Zelfs als we aannemen dat de vérgaande vereenvoudiging en standaardisering van het taalonderricht (de mechanische vraag-en-antwoord methode in de plaats van het systematisch leren begrijpen van een context: syntaxis, grammatica, ontleding van de taalstructuur) heeft bijgedragen tot deze achteruitgang, dan blijft de vervanging van boeken door tv en stripverhalen toch nog van cruciale betekenis. Experts in de communicatiewetenschappen zijn er steeds meer van overtuigd dat de vervanging van geschreven tekst door beelden en van transparante lineariteit door ondoorzichtige ruimte bijna onvermijdelijk leidt tot een primitievere inhoud en in het algemeen de inhoud van de boodschap afzwakt. Het is dus meer dan verontrustend dat er in Londen momenteel al meer videoshops dan boekenwinkels zijn (Sunday Times, 8.8.1982). Bovendien heeft de Amerikaanse psycholoog M.H. Thomas op overtuigende wijze aangetoond dat de consumptie van horrorfilms op videocassettes bij jongeren onverschilligheid kweekt ten aanzien van geweld, met alle ernstige politieke en sociale gevolgen vandien. De mentale structuren zelf worden in deze wijziging betrokken: het historisch denken, het deductieve en dialectische denken, het inductieve, causale en wetenschappelijke denken zijn immers alle structureel verbonden met het geschreven woord. Een terugkeer naar de niet-geschreven taal — en dus in essentie primitievere vormen van communicatie — stimuleert onvermijdelijk irrationele, ahistorische en zelfs antihistorische primitievere denkvormen.

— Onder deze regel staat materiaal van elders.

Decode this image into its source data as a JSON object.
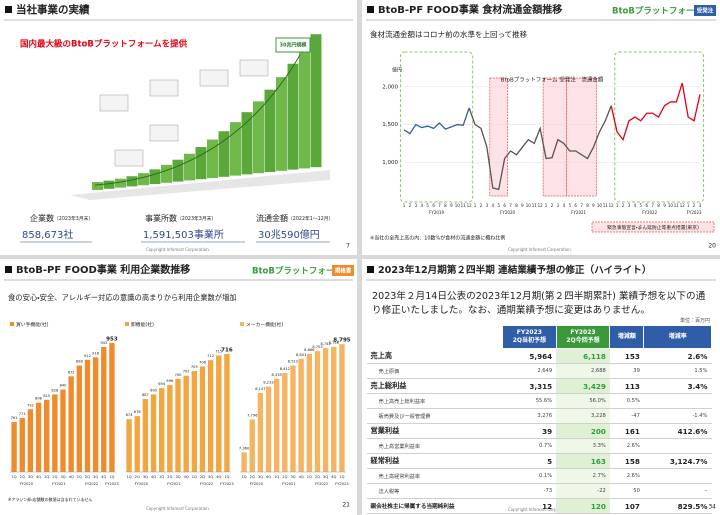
{
  "slides": [
    {
      "title": "当社事業の実績",
      "tagline": "国内最大級のBtoBプラットフォームを提供",
      "callout": "30兆円規模",
      "stats": [
        {
          "label": "企業数",
          "note": "（2023年3月末）",
          "value": "858,673社"
        },
        {
          "label": "事業所数",
          "note": "（2023年3月末）",
          "value": "1,591,503事業所"
        },
        {
          "label": "流通金額",
          "note": "（2022年1～12月）",
          "value": "30兆590億円"
        }
      ],
      "copyright": "Copyright Infomart Corporation.",
      "page": "7"
    },
    {
      "title": "BtoB-PF FOOD事業 食材流通金額推移",
      "logo": "BtoBプラットフォーム",
      "badge": "受発注",
      "subtitle": "食材流通金額はコロナ前の水準を上回って推移",
      "note": "※当社の全売上高の内、10数%が食材の流通金額に概ね比例",
      "legend_box": "緊急事態宣言・まん延防止等重点措置(東京)",
      "copyright": "Copyright Infomart Corporation.",
      "page": "20"
    },
    {
      "title": "BtoB-PF FOOD事業 利用企業数推移",
      "logo": "BtoBプラットフォーム",
      "badge": "規格書",
      "subtitle": "食の安心・安全、アレルギー対応の意識の高まりから利用企業数が増加",
      "footnote": "※アラジン卸・店舗数の数値は含まれていません",
      "copyright": "Copyright Infomart Corporation.",
      "page": "21"
    },
    {
      "title": "2023年12月期第２四半期 連結業績予想の修正（ハイライト）",
      "lead": "2023年２月14日公表の2023年12月期(第２四半期累計) 業績予想を以下の通り修正いたしました。なお、通期業績予想に変更はありません。",
      "unit": "単位：百万円",
      "table": {
        "header": [
          [
            "FY2023",
            "2Q当初予想"
          ],
          [
            "FY2023",
            "2Q今回予想"
          ],
          [
            "増減額"
          ],
          [
            "増減率"
          ]
        ],
        "rows": [
          [
            "売上高",
            "5,964",
            "6,118",
            "153",
            "2.6%"
          ],
          [
            "売上原価",
            "2,649",
            "2,688",
            "39",
            "1.5%"
          ],
          [
            "売上総利益",
            "3,315",
            "3,429",
            "113",
            "3.4%"
          ],
          [
            "売上高売上総利益率",
            "55.6%",
            "56.0%",
            "0.5%"
          ],
          [
            "販売費及び一般管理費",
            "3,276",
            "3,228",
            "-47",
            "-1.4%"
          ],
          [
            "営業利益",
            "39",
            "200",
            "161",
            "412.6%"
          ],
          [
            "売上高営業利益率",
            "0.7%",
            "3.3%",
            "2.6%"
          ],
          [
            "経常利益",
            "5",
            "163",
            "158",
            "3,124.7%"
          ],
          [
            "売上高経常利益率",
            "0.1%",
            "2.7%",
            "2.6%"
          ],
          [
            "法人税等",
            "-73",
            "-22",
            "50",
            "–"
          ],
          [
            "親会社株主に帰属する当期純利益",
            "12",
            "120",
            "107",
            "829.5%"
          ]
        ]
      },
      "copyright": "Copyright Infomart Corporation.",
      "page": "34"
    }
  ],
  "chart_data": [
    {
      "type": "line",
      "title": "BtoBプラットフォーム 受発注　流通金額",
      "y_label": "億円",
      "categories": [
        "1",
        "2",
        "3",
        "4",
        "5",
        "6",
        "7",
        "8",
        "9",
        "10",
        "11",
        "12",
        "1",
        "2",
        "3",
        "4",
        "5",
        "6",
        "7",
        "8",
        "9",
        "10",
        "11",
        "12",
        "1",
        "2",
        "3",
        "4",
        "5",
        "6",
        "7",
        "8",
        "9",
        "10",
        "11",
        "12",
        "1",
        "2",
        "3",
        "4",
        "5",
        "6",
        "7",
        "8",
        "9",
        "10",
        "11",
        "12",
        "1",
        "2",
        "3"
      ],
      "groups": [
        "FY2019",
        "FY2020",
        "FY2021",
        "FY2022",
        "FY2023"
      ],
      "ylim": [
        500,
        2250
      ],
      "yticks": [
        {
          "value": 1000,
          "label": "1,000"
        },
        {
          "value": 1500,
          "label": "1,500"
        },
        {
          "value": 2000,
          "label": "2,000"
        }
      ],
      "grid": true,
      "series": [
        {
          "color": "#2f5da8",
          "values": [
            1430,
            1380,
            1500,
            1460,
            1480,
            1450,
            1520,
            1440,
            1470,
            1500,
            1490,
            1720,
            null,
            null,
            null,
            null,
            null,
            null,
            null,
            null,
            null,
            null,
            null,
            null,
            null,
            null,
            null,
            null,
            null,
            null,
            null,
            null,
            null,
            null,
            null,
            null,
            null,
            null,
            null,
            null,
            null,
            null,
            null,
            null,
            null,
            null,
            null,
            null,
            null,
            null,
            null
          ]
        },
        {
          "color": "#555555",
          "values": [
            null,
            null,
            null,
            null,
            null,
            null,
            null,
            null,
            null,
            null,
            null,
            null,
            1500,
            1450,
            1200,
            660,
            640,
            1050,
            1150,
            1100,
            1200,
            1300,
            1250,
            1450,
            1050,
            1060,
            1300,
            1250,
            1150,
            1150,
            1100,
            1050,
            1200,
            1400,
            1550,
            1750,
            null,
            null,
            null,
            null,
            null,
            null,
            null,
            null,
            null,
            null,
            null,
            null,
            null,
            null,
            null
          ]
        },
        {
          "color": "#e60012",
          "values": [
            null,
            null,
            null,
            null,
            null,
            null,
            null,
            null,
            null,
            null,
            null,
            null,
            null,
            null,
            null,
            null,
            null,
            null,
            null,
            null,
            null,
            null,
            null,
            null,
            null,
            null,
            null,
            null,
            null,
            null,
            null,
            null,
            null,
            null,
            null,
            null,
            1400,
            1300,
            1550,
            1600,
            1550,
            1650,
            1650,
            1600,
            1750,
            1800,
            1800,
            2050,
            1600,
            1550,
            1900
          ]
        }
      ]
    },
    {
      "type": "bar",
      "title": "買い手機能(社)",
      "color": "#ee8b2c",
      "categories": [
        "1Q",
        "2Q",
        "3Q",
        "4Q",
        "1Q",
        "2Q",
        "3Q",
        "4Q",
        "1Q",
        "2Q",
        "3Q",
        "4Q",
        "1Q"
      ],
      "groups": [
        "FY2020",
        "FY2021",
        "FY2022",
        "FY2023"
      ],
      "ylim": [
        640,
        960
      ],
      "values": [
        761,
        771,
        792,
        808,
        815,
        828,
        840,
        872,
        898,
        912,
        918,
        943,
        953
      ]
    },
    {
      "type": "bar",
      "title": "卸機能(社)",
      "color": "#f2a640",
      "categories": [
        "1Q",
        "2Q",
        "3Q",
        "4Q",
        "1Q",
        "2Q",
        "3Q",
        "4Q",
        "1Q",
        "2Q",
        "3Q",
        "4Q",
        "1Q"
      ],
      "groups": [
        "FY2020",
        "FY2021",
        "FY2022",
        "FY2023"
      ],
      "ylim": [
        640,
        725
      ],
      "values": [
        674,
        676,
        687,
        690,
        694,
        696,
        700,
        702,
        705,
        708,
        712,
        715,
        716
      ]
    },
    {
      "type": "bar",
      "title": "メーカー機能(社)",
      "color": "#f5b461",
      "categories": [
        "1Q",
        "2Q",
        "3Q",
        "4Q",
        "1Q",
        "2Q",
        "3Q",
        "4Q",
        "1Q",
        "2Q",
        "3Q",
        "4Q",
        "1Q"
      ],
      "groups": [
        "FY2020",
        "FY2021",
        "FY2022",
        "FY2023"
      ],
      "ylim": [
        7100,
        8850
      ],
      "values": [
        7360,
        7796,
        8147,
        8233,
        8335,
        8412,
        8512,
        8601,
        8666,
        8703,
        8742,
        8759,
        8795
      ],
      "value_labels": [
        "7,360",
        "7,796",
        "8,147",
        "8,233",
        "8,335",
        "8,412",
        "8,512",
        "8,601",
        "8,666",
        "8,703",
        "8,742",
        "8,759",
        "8,795"
      ]
    }
  ]
}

De teruggang die zijn uitdrukkingsvorm vindt in de série noire en de daarvan afgeleide comic strips — die overvloeien van onmenselijk sadisme en de meest gruwelijke menselijke gedragingen ten toon spreiden — bevestigt zonder meer de juistheid van deze hypothese.

_______________
[1] Voor wat betreft deze psychopathologie van het geweld, zie volgende passus uit Jack Higgins thriller Solo (Pan, Londen, 1980-81: “Regels van het spel. Zij waren het doelwit niet.”
“Het spel?” zei Morgan. “En welk spel mag dat dan wel wezen?”

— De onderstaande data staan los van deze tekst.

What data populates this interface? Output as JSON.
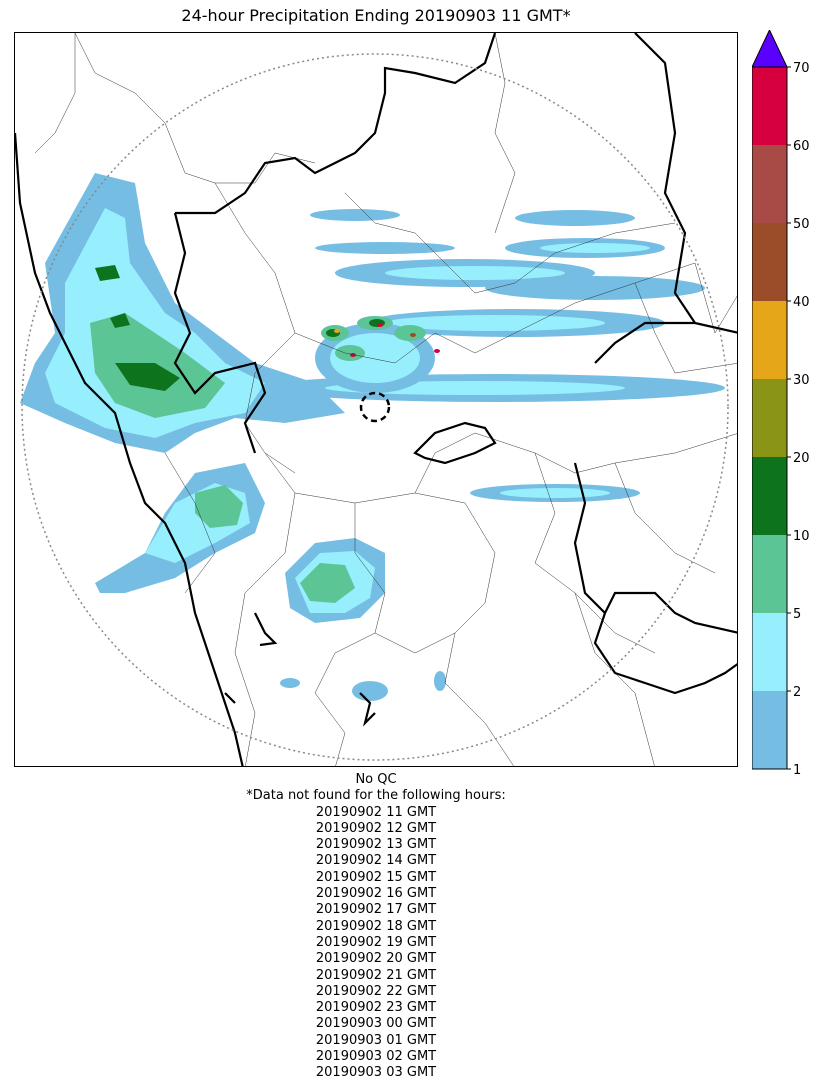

“Jij zou het moeten weten. Je hebt het lang genoeg gespeeld. Het meest opwindende spel ter wereld, met je eigen leven als uiteindelijke inzet. Kan je me eerlijk zeggen dat je ooit iets anders gedaan hebt dat je dezelfde kick gaf?”
“Je bent gek”, zei Morgan.
Mikali keek tamelijk verrast. “Waarom? Ik deed dezelfde dingen toen ik een uniform droeg en ze gaven me er medailles voor. Dat is geheel jouw positie. Als je in de spiegel kijkt zie je mij.”
Mikali is een concertsolist en een psychopathologische doder. Morgan is een hoog legerofficier en heeft eveneens wat van een psychopathologische doder.